Salvo o devido respeito não tem razão o arguido, nem se vislumbra em que medida o por si alegado leva à nulidade do auto de notícia, desde logo, por do mesmo não ter de constar os elementos invocados, nem a contraprova ter de ser realizada em aparelho diferente.
No que tange à taxa de álcool no sangue apresentada pelo arguido, que o Tribunal deu como provada, resulta do teor do talão junto aos autos. Nos termos do nº 5 do art. 5º do Dec. Lei nº 44/2005 de 23 de Fevereiro, "Cabe à Direcção-Geral de Viação aprovar, para uso na fiscalização do trânsito, os aparelhos ou instrumentos que registem os elementos de prova previstos no nº 4 do art. 170º do Código da Estrada, aprovação que deve ser precedida, quando tal for legalmente exigível, pela aprovação de modelo, no âmbito do regime geral do controlo metrológico".

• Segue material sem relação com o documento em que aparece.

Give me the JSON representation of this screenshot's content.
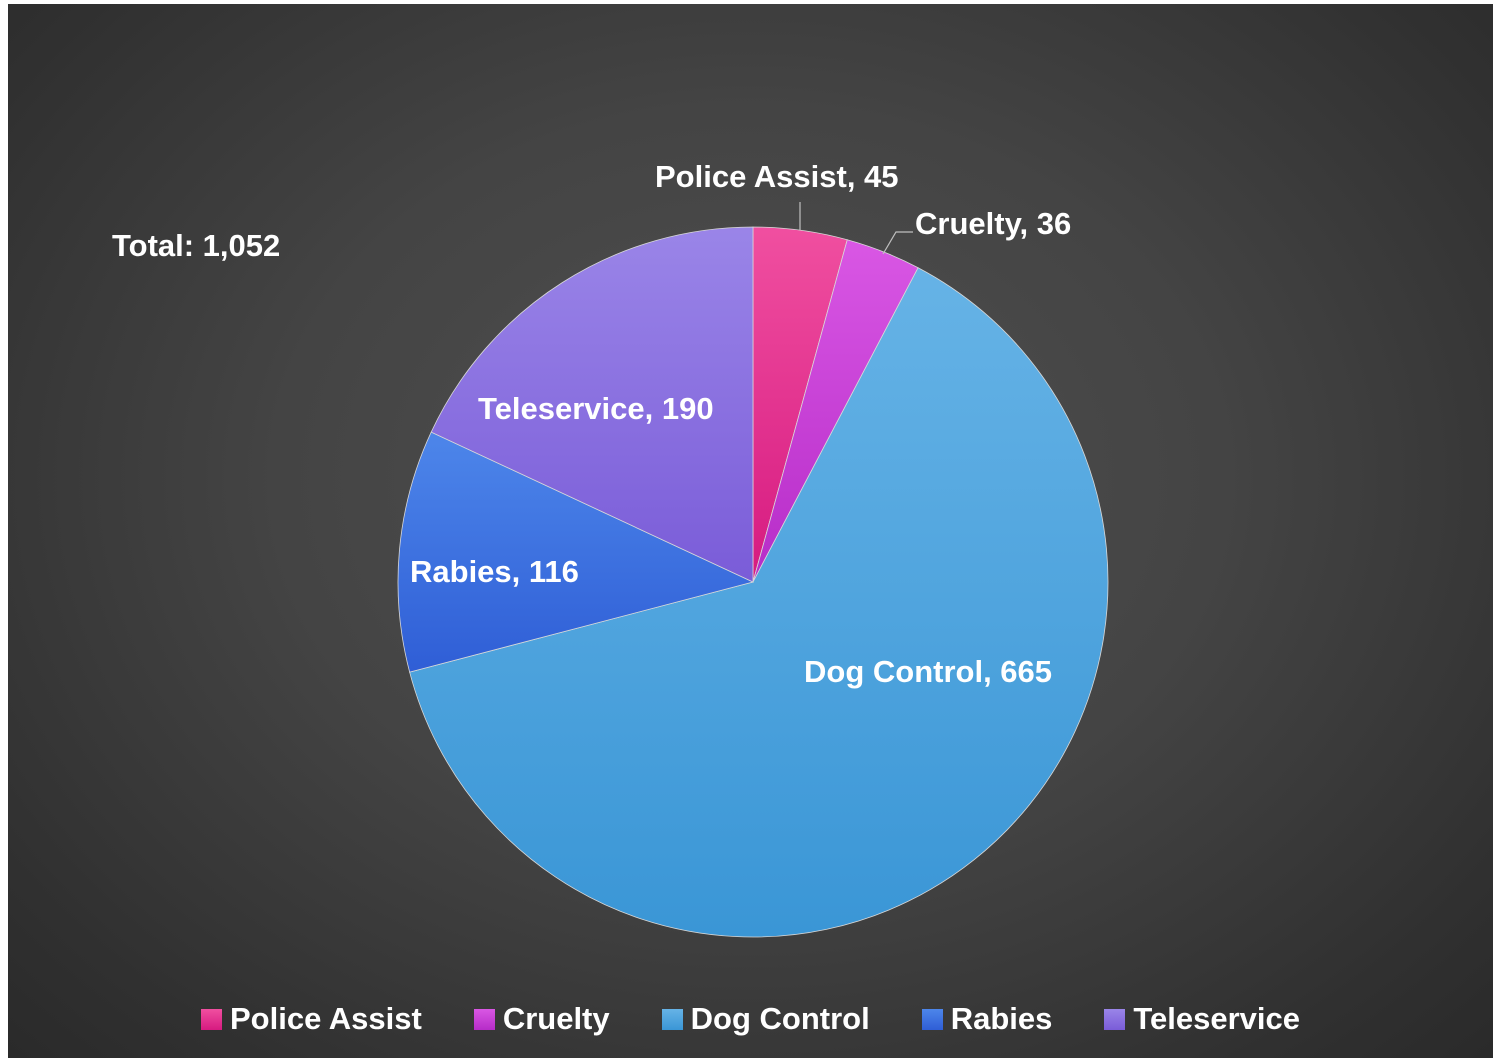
{
  "chart_data": {
    "type": "pie",
    "total_label": "Total: 1,052",
    "slices": [
      {
        "name": "Police Assist",
        "value": 45,
        "label": "Police Assist, 45",
        "color": "#e8288c",
        "color_light": "#f04fa0",
        "color_dark": "#d61a80"
      },
      {
        "name": "Cruelty",
        "value": 36,
        "label": "Cruelty, 36",
        "color": "#c93bd6",
        "color_light": "#d957e4",
        "color_dark": "#b62cc8"
      },
      {
        "name": "Dog Control",
        "value": 665,
        "label": "Dog Control, 665",
        "color": "#47a6e0",
        "color_light": "#66b3e6",
        "color_dark": "#3a96d6"
      },
      {
        "name": "Rabies",
        "value": 116,
        "label": "Rabies, 116",
        "color": "#3f72e3",
        "color_light": "#4d86ea",
        "color_dark": "#2f5ed6"
      },
      {
        "name": "Teleservice",
        "value": 190,
        "label": "Teleservice, 190",
        "color": "#8a6fe0",
        "color_light": "#9a85e8",
        "color_dark": "#7a5cd8"
      }
    ],
    "legend_placement": "bottom"
  }
}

Com efeito o teste foi realizado no alcoolímetro "DRAGER", modelo "ALCOTESTE 7110MKII", com o nºARPN-0056 aprovado pelo I.P.Q. e cuja utilização foi aprovada pelo competente despacho da D.G.V.
Entendemos assim que, a circular 101/2006 divulgada pelo Conselho Superior da Magistratura, apenas tem carácter informativo do teor de uma recomendação do Director Geral de Viação ao Comandante Geral da Guarda Nacional Republicana, e reporta-se a uma Portaria nº 748 que remonta a 13 de Agosto de 1994.
Ao Tribunal apenas compete aplicar a lei.
(…)”.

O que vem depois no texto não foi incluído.